A Unifying Statement from Occupy Wall Street?

Before the operation began, EA received reports from activists who were planning on descending on Wall Street to "Occupy It" and spread their message. It was a bold plan, one that had little to no credibility at the start, one that received almost no initial media attention (and even less positive attention), and it was a plan that would probably fail.

Except it didn't fail. The weeks have passed, and now the politicians and the media are no longer ignoring "Occupy Wall Street."

But one question remained: what was the message? What was the demand, or the goal, or the unifying statement? Many have tried to publish one, but none have succeeded.

Perhaps until now. On September 27th, MSNBC host Dylan Ratigan published an article on the Huffington Post, echoing sentiments he had been talking about for quite some time, that had a simple, yet ambitious, proposal: get the money out of politics. In conjunction with lobbyist Jimmy Williams and political strategist Lawrence Lessig (of Fix Congress First fame), Ratigan even managed to draft an Amendment to the Constitution, (text below), which he has asked Americans to sign.

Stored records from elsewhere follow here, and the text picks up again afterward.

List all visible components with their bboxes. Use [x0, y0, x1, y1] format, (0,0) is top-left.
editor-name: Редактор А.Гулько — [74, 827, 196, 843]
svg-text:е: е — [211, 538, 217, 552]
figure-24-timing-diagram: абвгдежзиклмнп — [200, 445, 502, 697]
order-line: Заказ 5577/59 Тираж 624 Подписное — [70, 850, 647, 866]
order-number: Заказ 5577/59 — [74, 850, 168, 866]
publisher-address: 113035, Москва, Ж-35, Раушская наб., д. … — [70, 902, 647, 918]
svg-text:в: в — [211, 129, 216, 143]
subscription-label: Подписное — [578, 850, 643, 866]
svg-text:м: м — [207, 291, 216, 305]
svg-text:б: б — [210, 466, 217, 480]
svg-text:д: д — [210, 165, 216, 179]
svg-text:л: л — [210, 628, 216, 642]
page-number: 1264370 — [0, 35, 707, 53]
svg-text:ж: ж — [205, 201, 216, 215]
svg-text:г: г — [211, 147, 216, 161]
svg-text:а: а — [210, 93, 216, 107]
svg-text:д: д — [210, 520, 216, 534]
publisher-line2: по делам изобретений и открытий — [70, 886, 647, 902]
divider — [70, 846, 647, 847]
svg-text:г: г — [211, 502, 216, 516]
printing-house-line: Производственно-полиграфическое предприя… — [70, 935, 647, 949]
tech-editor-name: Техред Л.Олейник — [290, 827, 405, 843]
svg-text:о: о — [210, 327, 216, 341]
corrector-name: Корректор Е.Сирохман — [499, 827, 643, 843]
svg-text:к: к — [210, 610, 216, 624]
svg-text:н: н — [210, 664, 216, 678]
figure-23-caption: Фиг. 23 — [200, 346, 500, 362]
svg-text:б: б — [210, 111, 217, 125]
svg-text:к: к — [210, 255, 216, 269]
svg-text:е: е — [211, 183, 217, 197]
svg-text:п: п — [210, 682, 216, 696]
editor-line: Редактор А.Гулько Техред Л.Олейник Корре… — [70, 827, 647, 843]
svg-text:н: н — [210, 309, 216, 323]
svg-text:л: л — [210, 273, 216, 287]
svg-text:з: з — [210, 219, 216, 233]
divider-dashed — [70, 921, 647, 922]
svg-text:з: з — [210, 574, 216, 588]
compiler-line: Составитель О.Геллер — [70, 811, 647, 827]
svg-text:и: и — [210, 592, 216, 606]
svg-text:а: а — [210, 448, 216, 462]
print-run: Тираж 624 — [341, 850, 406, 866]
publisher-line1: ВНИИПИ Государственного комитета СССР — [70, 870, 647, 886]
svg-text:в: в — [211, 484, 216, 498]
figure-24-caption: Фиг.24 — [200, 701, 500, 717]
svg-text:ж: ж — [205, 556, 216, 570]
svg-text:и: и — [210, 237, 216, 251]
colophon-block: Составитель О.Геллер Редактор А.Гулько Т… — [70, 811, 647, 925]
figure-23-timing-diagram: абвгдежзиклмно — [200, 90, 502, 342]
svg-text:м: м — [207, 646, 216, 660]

But on October 9th, someone put some fancy music behind a speech (nay, a rant) that Ratigan gave on the air, and it is already starting to catch on and spread quickly.

So I ask the readers this: many have tried, all have failed, but is this finally the unifying statement behind which Occupy Wall Street Movement will line up?

Text of two drafts for the proposed Constitutional Amendment:

From our former Washington Lobbyist, Jimmy Williams, here is a DRAFT of our Constitutional Amendment for public debate this fall:

"No person, corporation or business entity of any type, domestic or foreign, shall be allowed to contribute money, directly or indirectly, to any candidate for Federal office or to contribute money on behalf of or opposed to any type of campaign for Federal office. Notwithstanding any other provision of law, campaign contributions to candidates for Federal office shall not constitute speech of any kind as guaranteed by the U.S. Constitution or any amendment to the U. S. Constitution. Congress shall set forth a federal holiday for the purposes of voting for candidates for Federal office."

Here is Lawrence Lessig's DRAFT of the amendment. As always we would like your comments for debate.

"No non-citizen shall contribute money, directly or indirectly, to any candidate for Federal office. United States citizens shall be free to contribute no more than the equivalent of $100 to any federal candidate during any election cycle. Notwithstanding the limits construed to be part of the First Amendment, Congress shall have the power to limit, but not ban, independent political expenditures, so long as such limits are content and viewpoint neutral. Congress shall set forth a federal holiday for the purposes of voting for candidates for Federal office."